REPUBLIQUE FRANCAISE

AU NOM DU PEUPLE FRANCAIS

COUR D'APPEL DE COLMAR

PREMIERE CHAMBRE CIVILE - SECTION A

ARRET DU 19 Juin 2024

Numéro d'inscription au répertoire général : 1 A N° RG 22/04120 - N° Portalis DBVW-V-B7G-H6OI

Décision déférée à la Cour : 16 Septembre 2022 par le Tribunal judiciaire de STRASBOURG - Greffe du contentieux commercial

APPELANTES - INTIMEES INCIDEMMENT :

Société 360PLUS CONSULT GMBH

prise en la personne de son représentant légal

[Adresse 4] (ALLEMAGNE)

S.A.R.L. ENDURA GEOTHERMIE FRANCE

prise en la personne de son représentant légal

[Adresse 2]

Représentées par Me Guillaume HARTER, avocat à la Cour

Avocat plaidant : Me BRAULT, avocat au barreau de PARIS

INTIMEE - APPELANTE INCIDEMMENT :

S.A. ELECTRICITE DE STRASBOURG

prise en la personne de son représentant légal

[Adresse 1]

Représentée par Me Noémie BRUNNER, avocat à la Cour

Avocat plaidant : Me LIESENFELD, avocat au barreau de STRASBOURG

COMPOSITION DE LA COUR :

En application des dispositions de l'article 805 modifié du Code de procédure civile, l'affaire a été débattue le 17 Avril 2024, en audience publique, les parties ne s'y étant pas opposées, devant M. ROUBLOT, Conseiller, un rapport de l'affaire ayant été présenté à l'audience.

Ce magistrat a rendu compte des plaidoiries dans le délibéré de la Cour, composée de :

M. WALGENWITZ, Président de chambre

M. ROUBLOT, Conseiller

Mme RHODE, Conseillère

qui en ont délibéré.

Greffier, lors des débats : Mme VELLAINE

ARRET :

- Contradictoire

- prononcé publiquement par mise à disposition de l'arrêt au greffe de la Cour, les parties en ayant été préalablement avisées dans les conditions prévues au deuxième alinéa de l'article 450 du Code de Procédure Civile.

- signé par M. Franck WALGENWITZ, président et Mme Régine VELLAINE, greffière, à laquelle la minute de la décision a été remise par le magistrat signataire.

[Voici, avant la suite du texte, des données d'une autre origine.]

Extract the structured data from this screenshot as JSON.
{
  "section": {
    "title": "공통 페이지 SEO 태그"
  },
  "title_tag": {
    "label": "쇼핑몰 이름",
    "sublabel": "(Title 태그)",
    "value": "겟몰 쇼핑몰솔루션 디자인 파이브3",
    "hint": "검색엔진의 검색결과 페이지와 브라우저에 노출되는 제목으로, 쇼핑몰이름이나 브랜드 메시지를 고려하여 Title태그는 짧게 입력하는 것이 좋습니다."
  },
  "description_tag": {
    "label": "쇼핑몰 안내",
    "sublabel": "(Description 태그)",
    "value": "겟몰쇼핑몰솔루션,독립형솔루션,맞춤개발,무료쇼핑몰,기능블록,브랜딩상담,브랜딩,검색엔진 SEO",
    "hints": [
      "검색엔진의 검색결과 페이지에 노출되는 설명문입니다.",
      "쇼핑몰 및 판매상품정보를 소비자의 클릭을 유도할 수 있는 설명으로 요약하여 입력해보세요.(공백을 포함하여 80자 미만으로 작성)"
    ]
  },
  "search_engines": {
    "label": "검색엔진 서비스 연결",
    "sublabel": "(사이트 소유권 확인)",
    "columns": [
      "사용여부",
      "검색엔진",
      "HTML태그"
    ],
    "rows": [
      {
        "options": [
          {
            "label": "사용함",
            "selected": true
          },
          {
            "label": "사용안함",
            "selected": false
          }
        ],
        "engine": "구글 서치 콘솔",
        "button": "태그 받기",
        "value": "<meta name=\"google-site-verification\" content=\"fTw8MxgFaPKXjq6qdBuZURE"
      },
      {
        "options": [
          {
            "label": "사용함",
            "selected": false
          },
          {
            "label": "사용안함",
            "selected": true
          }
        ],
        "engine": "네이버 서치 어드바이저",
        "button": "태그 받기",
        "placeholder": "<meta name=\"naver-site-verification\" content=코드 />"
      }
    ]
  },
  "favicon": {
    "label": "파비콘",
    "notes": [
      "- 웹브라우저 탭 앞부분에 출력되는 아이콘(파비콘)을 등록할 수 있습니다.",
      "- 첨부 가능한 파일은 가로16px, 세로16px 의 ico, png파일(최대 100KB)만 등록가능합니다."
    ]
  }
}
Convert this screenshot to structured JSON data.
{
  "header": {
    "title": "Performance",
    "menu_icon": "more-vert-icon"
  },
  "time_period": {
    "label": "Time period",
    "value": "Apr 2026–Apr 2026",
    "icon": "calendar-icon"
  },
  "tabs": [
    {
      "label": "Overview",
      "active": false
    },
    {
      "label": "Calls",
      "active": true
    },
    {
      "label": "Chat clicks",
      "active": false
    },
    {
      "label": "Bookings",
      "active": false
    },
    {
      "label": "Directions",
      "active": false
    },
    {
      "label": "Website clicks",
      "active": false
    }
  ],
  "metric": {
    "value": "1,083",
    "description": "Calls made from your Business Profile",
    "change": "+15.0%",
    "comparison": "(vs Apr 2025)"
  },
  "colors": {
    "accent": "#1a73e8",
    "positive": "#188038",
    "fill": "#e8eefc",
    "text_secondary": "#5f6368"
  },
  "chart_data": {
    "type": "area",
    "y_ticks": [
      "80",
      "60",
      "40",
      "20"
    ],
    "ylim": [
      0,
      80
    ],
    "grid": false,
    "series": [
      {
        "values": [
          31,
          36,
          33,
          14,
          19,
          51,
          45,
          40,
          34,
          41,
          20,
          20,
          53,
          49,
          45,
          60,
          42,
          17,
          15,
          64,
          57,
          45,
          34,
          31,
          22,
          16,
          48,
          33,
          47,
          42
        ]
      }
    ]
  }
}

Vu l'assignation délivrée le 31 octobre 2017, par laquelle la société de droit allemand 360Plus Consult GmbH, ci-après également dénommée '360Plus', et la SARL Endura Géothermie France (EGF) ont fait citer la SA Électricité de Strasbourg (ÉS) devant le tribunal de grande instance, devenu le 1er janvier 2020, par application de l'article 95 de la loi n° 2019-222 du 23 mars 2019 et de ses décrets d'application n° 2019-965 et 2019-966 du 18 septembre 2019, le tribunal judiciaire de Strasbourg,

Vu le renvoi de l'affaire devant la chambre commerciale de la même juridiction,

Vu le jugement rendu le 16 septembre 2022, auquel il sera renvoyé pour le surplus de l'exposé des faits, ainsi que des prétentions et moyens des parties en première instance, et par lequel le tribunal judiciaire de Strasbourg, à compétence commerciale, a statué comme suit :

'DEBOUTE la société ELECTRICITE de STRASBOURG de ses demandes tendant à voir à prononcer la caducité de la convention de cession de l'autorisation de recherches, voire sa nullité et la caducité de l'accord cadre de mission et en conséquence de sa demande de restitution de la somme de 420.000 €.

DEBOUTE la société ELECTRICITE de STRASBOURG de ses demandes tendant à voir constater la mauvaise foi des demanderesses et à invoquer la force majeure.

CONSTATE que l'article 6 de l'accord-cadre s'analyse en une clause pénale manifestement excessive, dont le montant sera abaissé à la somme de 30 000 € (trente mille euros).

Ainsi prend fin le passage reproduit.